Adianto, desde já, que não me darei ao trabalho de responder a pessoas de
baixo nível.
Respeito o conhecimento e a educação, tanto no nível privado quanto no
âmbito escolar. Faço uso de minha liberdade para instruir-me e sou
inteiramente responsável por meus atos, não sendo pusilânime. Jamais
escondo o que faço e nem o faço sorrateiramente, tampouco ajo formando
quadrilhas. Apenas cumpro o meu dever.
Há anos, a legislação obriga que a Filosofia seja uma disciplina
permanente no currículo do Ensino Médio. Alguns fracos motivos são alegados
para isso e me chama a atenção a falsa densidade de um argumento sempre
recorrente: “A Filosofia foi retirada dos currículos escolares porque os militares
não queriam que as pessoas pensassem.”
Em primeiro lugar, não estou aqui para defender qualquer regime político
não democrático, seja de esquerda, de direita, capitalista, militar, fascista ou
comunista. Com a graça de Deus, a Quem amo e temo, sou espiritualista e não
abro mão nem do exercício do livre-pensamento nem das conquistas supremas
do liberalismo. De fato, cultivo eterno gosto pela boa leitura e a equilibrada
instrução, mesmo bebendo em eventuais fontes filosóficas e hoje preferindo, de
longe, a leitura de obras literárias. Todavia, muitas inverdades são ditas a esmo
e com tanta insistência que até bloqueiam nosso pensamento.
Não nos enganemos: Filosofia não ensina ninguém a pensar. Sim,
ninguém é mais sabido nem mais inteligente porque filosofa ou porque, pior,
possui diplomas em Filosofia. Aliás, tal é a primeira inverdade dita e
consagrada com louvor no mundo acadêmico. E vejam que não é a única
mentira jorrada aos quatro ventos por pessoas que não têm compromisso com
a correção, o trabalho, a ética e o ensino. Filósofos acadêmicos também dizem
coisas do tipo: “quem filosofa em alemão filosofa mais profundo”; “Filosofia é o
conhecimento por excelência”; “Filosofia é a rainha das ciências”; “Filosofia é a
Verdade”; “a Filosofia matou Deus”, etc.
Quem dera que a Filosofia fosse a única condição do bom pensamento.

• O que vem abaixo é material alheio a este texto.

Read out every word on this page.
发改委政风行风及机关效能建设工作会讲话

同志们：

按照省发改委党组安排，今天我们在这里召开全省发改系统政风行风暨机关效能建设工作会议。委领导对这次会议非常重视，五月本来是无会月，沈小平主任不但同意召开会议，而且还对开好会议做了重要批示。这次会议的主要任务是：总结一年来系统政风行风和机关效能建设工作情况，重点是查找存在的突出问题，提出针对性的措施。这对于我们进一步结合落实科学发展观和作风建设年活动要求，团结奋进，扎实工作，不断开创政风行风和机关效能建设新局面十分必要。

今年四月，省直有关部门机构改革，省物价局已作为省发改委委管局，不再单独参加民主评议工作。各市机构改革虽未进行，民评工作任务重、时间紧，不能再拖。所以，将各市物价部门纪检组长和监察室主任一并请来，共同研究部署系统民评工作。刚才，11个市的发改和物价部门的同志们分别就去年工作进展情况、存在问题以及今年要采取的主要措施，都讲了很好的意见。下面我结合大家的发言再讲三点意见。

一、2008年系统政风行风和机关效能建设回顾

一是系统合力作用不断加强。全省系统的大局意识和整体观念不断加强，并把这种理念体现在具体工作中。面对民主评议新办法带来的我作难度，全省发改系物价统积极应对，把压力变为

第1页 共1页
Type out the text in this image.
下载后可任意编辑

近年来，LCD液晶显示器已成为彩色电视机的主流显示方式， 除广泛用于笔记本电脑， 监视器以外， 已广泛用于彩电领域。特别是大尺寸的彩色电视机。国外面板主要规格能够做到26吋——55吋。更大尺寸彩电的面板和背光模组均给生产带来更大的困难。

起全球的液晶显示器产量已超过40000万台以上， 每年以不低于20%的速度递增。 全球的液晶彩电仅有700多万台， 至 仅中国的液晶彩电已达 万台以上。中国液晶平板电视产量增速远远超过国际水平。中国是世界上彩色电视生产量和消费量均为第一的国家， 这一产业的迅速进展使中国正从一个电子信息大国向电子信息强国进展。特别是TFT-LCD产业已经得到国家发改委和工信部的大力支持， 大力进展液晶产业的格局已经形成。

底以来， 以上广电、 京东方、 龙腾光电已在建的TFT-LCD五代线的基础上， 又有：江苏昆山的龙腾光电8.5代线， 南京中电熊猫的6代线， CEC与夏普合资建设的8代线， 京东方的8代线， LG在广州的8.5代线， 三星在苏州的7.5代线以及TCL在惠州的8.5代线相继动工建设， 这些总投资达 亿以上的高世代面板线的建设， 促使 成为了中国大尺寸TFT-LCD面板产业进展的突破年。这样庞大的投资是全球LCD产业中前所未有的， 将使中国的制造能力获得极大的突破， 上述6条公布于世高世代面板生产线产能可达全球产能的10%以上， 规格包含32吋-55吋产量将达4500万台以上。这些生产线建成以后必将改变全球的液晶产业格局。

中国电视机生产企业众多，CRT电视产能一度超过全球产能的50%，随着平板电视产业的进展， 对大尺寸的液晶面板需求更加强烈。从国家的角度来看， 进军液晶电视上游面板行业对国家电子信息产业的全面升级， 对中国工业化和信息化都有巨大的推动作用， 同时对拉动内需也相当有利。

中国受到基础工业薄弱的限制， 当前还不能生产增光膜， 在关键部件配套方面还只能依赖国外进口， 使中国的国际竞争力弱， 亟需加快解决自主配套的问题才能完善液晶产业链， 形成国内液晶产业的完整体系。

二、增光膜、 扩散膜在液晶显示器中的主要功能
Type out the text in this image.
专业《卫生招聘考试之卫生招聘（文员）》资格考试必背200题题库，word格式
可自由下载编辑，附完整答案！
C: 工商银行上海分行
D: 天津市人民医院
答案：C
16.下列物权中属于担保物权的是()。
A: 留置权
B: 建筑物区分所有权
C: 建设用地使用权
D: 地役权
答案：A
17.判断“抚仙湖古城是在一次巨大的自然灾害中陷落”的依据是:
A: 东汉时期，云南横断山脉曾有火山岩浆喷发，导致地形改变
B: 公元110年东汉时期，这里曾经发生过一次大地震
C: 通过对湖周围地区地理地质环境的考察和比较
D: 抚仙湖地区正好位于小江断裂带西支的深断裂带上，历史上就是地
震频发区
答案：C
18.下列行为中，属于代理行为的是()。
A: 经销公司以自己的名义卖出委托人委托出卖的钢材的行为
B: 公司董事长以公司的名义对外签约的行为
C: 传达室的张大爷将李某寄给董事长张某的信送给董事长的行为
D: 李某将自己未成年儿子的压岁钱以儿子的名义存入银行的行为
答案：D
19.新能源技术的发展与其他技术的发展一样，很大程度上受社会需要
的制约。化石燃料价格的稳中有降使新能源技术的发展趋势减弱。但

Nesse caso, como tenho graduação e mestrado em Filosofia, eu poderia ser
erguido a um pedestal inigualável de suprema inteligência. Muitos filósofos de
carreira, sem dúvida, praticam isso em suas salas de aula, verdadeiros antros
de mistificações e doutrinação barata. Mas percebam que, quando um filósofo
diz que a Filosofia ensina a pensar, ele afirma, no fundo, que só ele pensa na
sociedade. Naturalmente, um cretino desses está tirando um sarro de todos os
demais cidadãos. Não bastasse isso, muitos não questionam e batem palmas.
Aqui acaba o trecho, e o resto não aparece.